She frowns, trying to listen carefully; then he starts to cry and she understands.
“I will,” she says, crying now, too.
“And keep them well. I’ll find you a way out. I promise. You just have to hang on a little while longer. Promise me. ” He shakes her. “Promise me. The three of you will make it to the end. ”
She licks her cracked, dry lips. “I will,” she says, believing it, believing in it.
He pulls her close and kisses her. He tastes like sweet summer peaches, and when he draws back they are both done with crying.
“It’s your birthday tomorrow,” she says.
“Twenty-six,” he says.
She leans against him; his arm comes around her. For a few hours, they are just a young family playing in the park. People hear the children laughing and come to see; they stand at the edges of the park like confused mental patients suddenly set free. It has been a long time since any of them heard a child laugh.
It is the best day of Vera’s life—as impossible as that sounds. The memory of it is golden, and as she walks home, holding his hand, she can feel herself protecting it. It is a light she will need in the months to come.
But when she gets home, she knows instantly that something is wrong.
The apartment is dark and freezing. She can see her breath. On the table, a pitcher of water is frozen solid. Frost shines on the metal stove. The fire has gone out.
She hears her mother coughing in bed and she runs to her, yelling at Sasha to build a fire.
Her mother’s breathing is noisy and strained. It sounds like old fruit being pushed through a sieve. Her skin is as pale as dirty snow. The flesh around her mouth is darkening, turning blue. “Verushka,” she whispers.
Or did she really speak? Vera doesn’t know. “Mama,” she says.
“I waited for Sasha,” Mama says.
Vera wants to beg with her, to plead, to say that he is not back, he is only visiting, and that she needs her mother, but she—
I can’t say anything.
All I can do is sit there, staring down at my mother, loving her so much I don’t even remember how hungry I am.
“I love you,” Mama says softly. “Never forget that. ”
“How could I?”
“Don’t try. That’s what I mean. ” Mama struggles to lean forward and it’s terrible to watch the effort it takes, so I lean forward and take her in my arms. She’s like a stick doll now. Her head lolls back.

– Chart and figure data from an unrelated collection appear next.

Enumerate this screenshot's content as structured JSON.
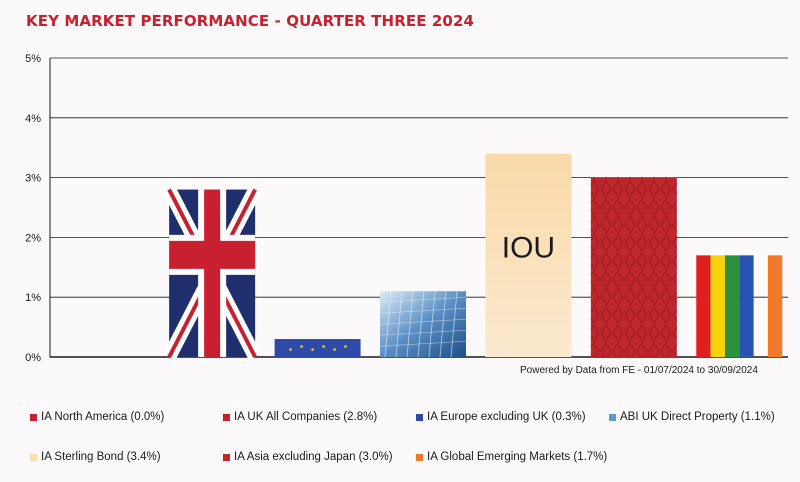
{
  "chart_data": {
    "type": "bar",
    "title": "KEY MARKET PERFORMANCE - QUARTER THREE 2024",
    "xlabel": "",
    "ylabel": "",
    "ylim": [
      0,
      5
    ],
    "yticks": [
      "0%",
      "1%",
      "2%",
      "3%",
      "4%",
      "5%"
    ],
    "grid": true,
    "legend_position": "bottom",
    "source_note": "Powered by Data from FE - 01/07/2024 to 30/09/2024",
    "bar_text": "IOU",
    "categories": [
      "IA North America (0.0%)",
      "IA UK All Companies (2.8%)",
      "IA Europe excluding UK (0.3%)",
      "ABI UK Direct Property (1.1%)",
      "IA Sterling Bond (3.4%)",
      "IA Asia excluding Japan (3.0%)",
      "IA Global Emerging Markets (1.7%)"
    ],
    "values": [
      0.0,
      2.8,
      0.3,
      1.1,
      3.4,
      3.0,
      1.7
    ],
    "colors": [
      "#c8202f",
      "#c8202f",
      "#2e4aa8",
      "#5b9bd5",
      "#f7ddb0",
      "#c0272d",
      "#ef7a29"
    ]
  }
}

“I love you, Mama,” I say. It is not enough, those three little words that suddenly mean good-bye, and I am not ready for good-bye. So I keep talking. I hold her close and say, “Remember when you taught me to make borscht, Mama? And we argued about how small to cut the onions and why to cook them first? You made a pot and put the vegetables in raw so I could taste the difference? And you smiled at me then, and touched my cheek, and said, ‘Do not forget how much I know, Verushka. ’ I am not done learning from you. . . . ”
At that, I feel my throat tighten and I can’t say anything more.
She is gone.
I hear my son say, “Mama, what’s wrong with Baba?” and it takes all my strength not to cry. But what good will crying do?
Tears are useless now in Leningrad.
Twenty-three
The silence that followed was so thick and gray Meredith expected to taste ash.
I can’t say anything.
She looked at her mother, still in bed, with her knees drawn up and the covers pulled to her chin, as if a bit of wool could somehow protect her.